Guess What Article for June 2001
By Bob Cahn, “The Primitive Man”
This month we’re giving you a “Guess What” with a view. In fact two views – bird’s eye and worm’s eye. Patented Sept. 12, 1876, this hand-held or palm item of wood has multiple semi-blunt steel spikes imbedded in a round base (dimensions: 3 1/2″ H X 3″ Diam.).

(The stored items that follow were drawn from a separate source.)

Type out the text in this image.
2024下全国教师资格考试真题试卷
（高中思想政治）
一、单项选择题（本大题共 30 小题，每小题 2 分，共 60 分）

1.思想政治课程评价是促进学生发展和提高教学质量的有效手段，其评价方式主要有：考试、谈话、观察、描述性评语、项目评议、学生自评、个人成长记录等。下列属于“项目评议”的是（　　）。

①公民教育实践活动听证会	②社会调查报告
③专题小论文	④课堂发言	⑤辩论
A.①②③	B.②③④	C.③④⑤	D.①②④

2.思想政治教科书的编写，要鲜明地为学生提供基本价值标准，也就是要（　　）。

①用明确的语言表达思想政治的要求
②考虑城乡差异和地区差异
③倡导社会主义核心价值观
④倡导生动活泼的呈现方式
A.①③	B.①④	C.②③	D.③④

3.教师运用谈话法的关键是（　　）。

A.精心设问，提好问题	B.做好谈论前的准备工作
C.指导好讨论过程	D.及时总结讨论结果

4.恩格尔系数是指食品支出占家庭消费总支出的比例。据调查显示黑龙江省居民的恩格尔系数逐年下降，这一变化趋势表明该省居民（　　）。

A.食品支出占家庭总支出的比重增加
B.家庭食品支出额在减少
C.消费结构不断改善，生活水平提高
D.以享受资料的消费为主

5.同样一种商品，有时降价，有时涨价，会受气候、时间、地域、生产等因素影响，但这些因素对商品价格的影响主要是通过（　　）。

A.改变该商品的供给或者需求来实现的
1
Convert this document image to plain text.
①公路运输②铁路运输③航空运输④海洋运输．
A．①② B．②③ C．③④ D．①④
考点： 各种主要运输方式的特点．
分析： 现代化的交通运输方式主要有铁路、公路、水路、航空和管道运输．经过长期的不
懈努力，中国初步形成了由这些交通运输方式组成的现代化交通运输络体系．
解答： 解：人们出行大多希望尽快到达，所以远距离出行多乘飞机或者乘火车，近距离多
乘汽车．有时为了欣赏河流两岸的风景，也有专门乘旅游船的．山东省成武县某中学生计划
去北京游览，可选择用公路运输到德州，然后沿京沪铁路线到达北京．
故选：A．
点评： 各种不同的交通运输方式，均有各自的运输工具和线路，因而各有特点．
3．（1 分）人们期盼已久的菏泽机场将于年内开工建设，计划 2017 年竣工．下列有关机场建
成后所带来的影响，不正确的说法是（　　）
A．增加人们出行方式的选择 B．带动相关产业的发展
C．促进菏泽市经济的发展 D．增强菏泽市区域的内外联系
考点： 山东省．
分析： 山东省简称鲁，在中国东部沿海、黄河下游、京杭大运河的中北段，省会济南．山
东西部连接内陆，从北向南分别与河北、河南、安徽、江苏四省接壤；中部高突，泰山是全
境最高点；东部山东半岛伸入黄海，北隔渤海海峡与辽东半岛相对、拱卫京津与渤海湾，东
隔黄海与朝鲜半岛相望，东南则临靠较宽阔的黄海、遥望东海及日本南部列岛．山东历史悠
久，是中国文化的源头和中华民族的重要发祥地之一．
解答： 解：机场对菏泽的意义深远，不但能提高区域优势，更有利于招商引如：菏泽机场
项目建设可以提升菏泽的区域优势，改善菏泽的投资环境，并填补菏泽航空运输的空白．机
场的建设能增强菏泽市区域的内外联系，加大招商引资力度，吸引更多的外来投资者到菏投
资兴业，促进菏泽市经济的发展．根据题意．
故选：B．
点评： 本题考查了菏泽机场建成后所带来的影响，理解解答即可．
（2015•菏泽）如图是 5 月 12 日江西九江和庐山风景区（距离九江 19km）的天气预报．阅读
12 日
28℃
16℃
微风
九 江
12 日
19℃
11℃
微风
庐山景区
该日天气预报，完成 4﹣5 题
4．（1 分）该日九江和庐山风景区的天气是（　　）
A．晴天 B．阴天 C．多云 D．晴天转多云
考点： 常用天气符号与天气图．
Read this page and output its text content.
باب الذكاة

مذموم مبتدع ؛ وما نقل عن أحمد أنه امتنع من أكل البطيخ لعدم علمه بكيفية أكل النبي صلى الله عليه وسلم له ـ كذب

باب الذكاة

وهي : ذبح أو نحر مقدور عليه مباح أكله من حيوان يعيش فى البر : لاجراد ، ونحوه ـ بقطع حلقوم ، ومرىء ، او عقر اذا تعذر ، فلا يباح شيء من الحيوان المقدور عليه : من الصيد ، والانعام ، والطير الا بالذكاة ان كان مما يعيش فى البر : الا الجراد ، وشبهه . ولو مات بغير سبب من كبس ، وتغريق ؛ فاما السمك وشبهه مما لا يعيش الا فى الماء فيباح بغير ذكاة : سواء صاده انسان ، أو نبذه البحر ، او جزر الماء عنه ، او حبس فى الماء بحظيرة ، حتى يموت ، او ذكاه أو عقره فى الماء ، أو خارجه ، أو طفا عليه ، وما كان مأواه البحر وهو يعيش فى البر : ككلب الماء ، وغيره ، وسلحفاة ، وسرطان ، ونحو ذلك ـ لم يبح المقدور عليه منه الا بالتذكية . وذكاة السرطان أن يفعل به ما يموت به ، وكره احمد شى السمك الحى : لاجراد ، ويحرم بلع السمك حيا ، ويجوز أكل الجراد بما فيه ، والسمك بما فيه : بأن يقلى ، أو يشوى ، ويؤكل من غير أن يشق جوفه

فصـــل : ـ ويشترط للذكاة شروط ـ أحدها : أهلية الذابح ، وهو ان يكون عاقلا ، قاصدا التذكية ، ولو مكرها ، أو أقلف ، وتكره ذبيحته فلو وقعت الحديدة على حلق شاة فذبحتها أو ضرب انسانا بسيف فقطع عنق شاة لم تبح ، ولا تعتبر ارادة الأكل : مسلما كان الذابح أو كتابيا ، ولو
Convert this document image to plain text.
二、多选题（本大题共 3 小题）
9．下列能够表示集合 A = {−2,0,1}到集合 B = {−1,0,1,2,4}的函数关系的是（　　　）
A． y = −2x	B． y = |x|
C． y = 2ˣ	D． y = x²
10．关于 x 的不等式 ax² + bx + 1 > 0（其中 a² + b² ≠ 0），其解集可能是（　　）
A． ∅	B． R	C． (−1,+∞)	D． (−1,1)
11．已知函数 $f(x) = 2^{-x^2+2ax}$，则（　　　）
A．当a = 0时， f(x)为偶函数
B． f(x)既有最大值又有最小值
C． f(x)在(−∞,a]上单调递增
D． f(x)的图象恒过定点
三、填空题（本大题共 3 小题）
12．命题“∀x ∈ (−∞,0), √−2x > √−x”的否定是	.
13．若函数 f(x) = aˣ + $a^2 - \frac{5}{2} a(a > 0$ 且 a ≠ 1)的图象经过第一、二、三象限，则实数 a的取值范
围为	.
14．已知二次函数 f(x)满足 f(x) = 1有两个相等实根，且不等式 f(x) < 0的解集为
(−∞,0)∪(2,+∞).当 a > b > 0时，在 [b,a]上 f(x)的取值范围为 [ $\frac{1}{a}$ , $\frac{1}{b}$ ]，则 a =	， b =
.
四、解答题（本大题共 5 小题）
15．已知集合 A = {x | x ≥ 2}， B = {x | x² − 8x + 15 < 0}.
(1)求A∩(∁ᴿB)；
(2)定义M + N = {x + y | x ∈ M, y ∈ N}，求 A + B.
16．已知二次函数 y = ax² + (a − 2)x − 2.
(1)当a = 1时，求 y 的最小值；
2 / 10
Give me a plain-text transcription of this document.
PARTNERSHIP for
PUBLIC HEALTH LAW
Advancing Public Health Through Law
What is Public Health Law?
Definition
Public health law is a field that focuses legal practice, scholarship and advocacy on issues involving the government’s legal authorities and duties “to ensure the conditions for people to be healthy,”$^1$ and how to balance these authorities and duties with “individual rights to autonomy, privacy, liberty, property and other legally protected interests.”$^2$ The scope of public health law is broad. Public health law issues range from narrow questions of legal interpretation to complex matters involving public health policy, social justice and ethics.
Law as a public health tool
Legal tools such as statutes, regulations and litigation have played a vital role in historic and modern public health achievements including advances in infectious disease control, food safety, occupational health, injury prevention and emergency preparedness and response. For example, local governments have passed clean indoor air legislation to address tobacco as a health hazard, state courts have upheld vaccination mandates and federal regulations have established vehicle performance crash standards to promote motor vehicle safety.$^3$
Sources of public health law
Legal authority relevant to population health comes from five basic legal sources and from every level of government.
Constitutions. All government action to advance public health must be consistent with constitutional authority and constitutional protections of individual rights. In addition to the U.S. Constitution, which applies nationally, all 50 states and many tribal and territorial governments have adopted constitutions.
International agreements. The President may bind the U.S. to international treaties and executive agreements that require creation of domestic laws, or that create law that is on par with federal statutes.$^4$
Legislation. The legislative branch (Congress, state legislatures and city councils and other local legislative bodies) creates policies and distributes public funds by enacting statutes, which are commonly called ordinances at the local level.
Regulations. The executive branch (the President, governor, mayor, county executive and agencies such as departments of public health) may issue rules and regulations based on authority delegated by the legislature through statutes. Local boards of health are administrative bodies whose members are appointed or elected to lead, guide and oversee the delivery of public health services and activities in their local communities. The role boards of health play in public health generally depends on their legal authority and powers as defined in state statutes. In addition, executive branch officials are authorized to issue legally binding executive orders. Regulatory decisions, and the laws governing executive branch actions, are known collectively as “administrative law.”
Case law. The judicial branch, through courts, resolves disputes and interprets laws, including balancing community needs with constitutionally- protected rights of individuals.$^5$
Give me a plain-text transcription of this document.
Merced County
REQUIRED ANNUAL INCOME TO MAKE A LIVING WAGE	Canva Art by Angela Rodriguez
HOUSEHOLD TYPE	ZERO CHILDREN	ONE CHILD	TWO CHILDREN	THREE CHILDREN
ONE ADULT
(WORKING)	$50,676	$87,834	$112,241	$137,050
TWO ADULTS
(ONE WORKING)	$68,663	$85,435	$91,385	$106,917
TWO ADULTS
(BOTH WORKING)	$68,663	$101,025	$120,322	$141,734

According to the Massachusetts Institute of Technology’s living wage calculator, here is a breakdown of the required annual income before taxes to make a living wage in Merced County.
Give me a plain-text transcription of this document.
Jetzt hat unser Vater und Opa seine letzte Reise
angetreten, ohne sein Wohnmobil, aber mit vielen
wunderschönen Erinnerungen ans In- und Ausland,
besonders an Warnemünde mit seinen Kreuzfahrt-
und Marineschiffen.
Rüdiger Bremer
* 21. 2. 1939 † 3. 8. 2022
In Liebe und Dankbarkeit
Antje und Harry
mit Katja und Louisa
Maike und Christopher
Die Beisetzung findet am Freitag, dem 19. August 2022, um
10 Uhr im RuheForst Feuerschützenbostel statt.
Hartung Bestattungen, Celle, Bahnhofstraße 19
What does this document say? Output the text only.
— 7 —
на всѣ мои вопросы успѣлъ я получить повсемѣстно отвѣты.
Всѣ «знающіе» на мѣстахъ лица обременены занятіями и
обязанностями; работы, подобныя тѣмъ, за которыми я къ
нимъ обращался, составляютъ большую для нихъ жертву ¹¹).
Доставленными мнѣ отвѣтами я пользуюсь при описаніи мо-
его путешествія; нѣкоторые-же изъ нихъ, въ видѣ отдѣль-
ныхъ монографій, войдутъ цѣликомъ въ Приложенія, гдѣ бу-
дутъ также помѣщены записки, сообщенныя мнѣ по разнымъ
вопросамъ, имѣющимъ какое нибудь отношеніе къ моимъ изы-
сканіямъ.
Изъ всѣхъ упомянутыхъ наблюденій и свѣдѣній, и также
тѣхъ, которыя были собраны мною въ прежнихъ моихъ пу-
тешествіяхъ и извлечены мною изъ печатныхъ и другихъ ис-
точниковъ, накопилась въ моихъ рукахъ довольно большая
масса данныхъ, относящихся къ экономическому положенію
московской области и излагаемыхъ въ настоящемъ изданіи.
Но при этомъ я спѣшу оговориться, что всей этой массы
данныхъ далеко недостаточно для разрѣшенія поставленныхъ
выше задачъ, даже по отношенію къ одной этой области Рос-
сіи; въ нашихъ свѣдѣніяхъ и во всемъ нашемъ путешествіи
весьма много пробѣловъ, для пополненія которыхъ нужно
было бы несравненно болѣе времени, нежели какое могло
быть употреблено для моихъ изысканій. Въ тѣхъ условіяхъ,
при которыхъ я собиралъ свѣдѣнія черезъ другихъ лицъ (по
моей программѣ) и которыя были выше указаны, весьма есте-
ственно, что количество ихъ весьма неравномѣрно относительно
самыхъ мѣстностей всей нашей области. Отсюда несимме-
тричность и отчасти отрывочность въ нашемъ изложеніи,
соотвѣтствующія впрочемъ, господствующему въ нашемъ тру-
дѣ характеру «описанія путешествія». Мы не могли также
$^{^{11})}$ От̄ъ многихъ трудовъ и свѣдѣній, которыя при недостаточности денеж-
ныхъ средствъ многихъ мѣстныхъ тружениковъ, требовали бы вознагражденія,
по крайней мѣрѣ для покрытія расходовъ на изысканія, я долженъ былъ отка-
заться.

All you have to do is put on your thinking bibs and mentally munch your way through our smorgasbord of thirty tasty tidbits. We’ve even included the winning appetizer du jour. If you overdose on the Swedish meatballs, Pepto Bismol for all.
Suggestions:
- Pizza maker’s bubbling cheese burster
- Early cancelled check perforator
- Tattoo artist’s connect-the-dots ink impregnator
- Textile pattern maker’s dot design stitch stamp
- Floating flower frog and stem crusher
- Lumpy gravy smoother
- Wall painter’s stucco stippler
- Primitive antique show re-entry hand stamp
- Cartographer’s mountain shrubbery terrain imprinter
- Child’s arts and crafts wool sewing card hole starter punch
- Biscuit pricker
- Pipe tobacco small clump breaker-upper
- Potter’s pattern texture dimpler
- Sheep herder’s dye branding marker
- Boiled potato de-lumping masher
- US Treasury counterfeit bills destroyer
- Seed starter ground hole puncture germination kit implement
- Furniture maker’s exotic wood inlay inserter
- Chocolate chip cookie hole poker and crevice creator
- Flat tire vulcanizing repair kit roughening abraser
- Garlic clove mincer and crusher
- Early painted furniture graining tool
- Horse groomer’s curry comb
- Child’s knotted hair tresses de-tangler
- Early Post Office package stamp cancellation perforator
- Meat tenderizer
- Pre-leech blood letting bleeder surgical implement
- Burnt food pot scourer
- Window box planter soil aerator and cultivator
- Walnut chopper
When next we meet we’ll have a winner. How about next month?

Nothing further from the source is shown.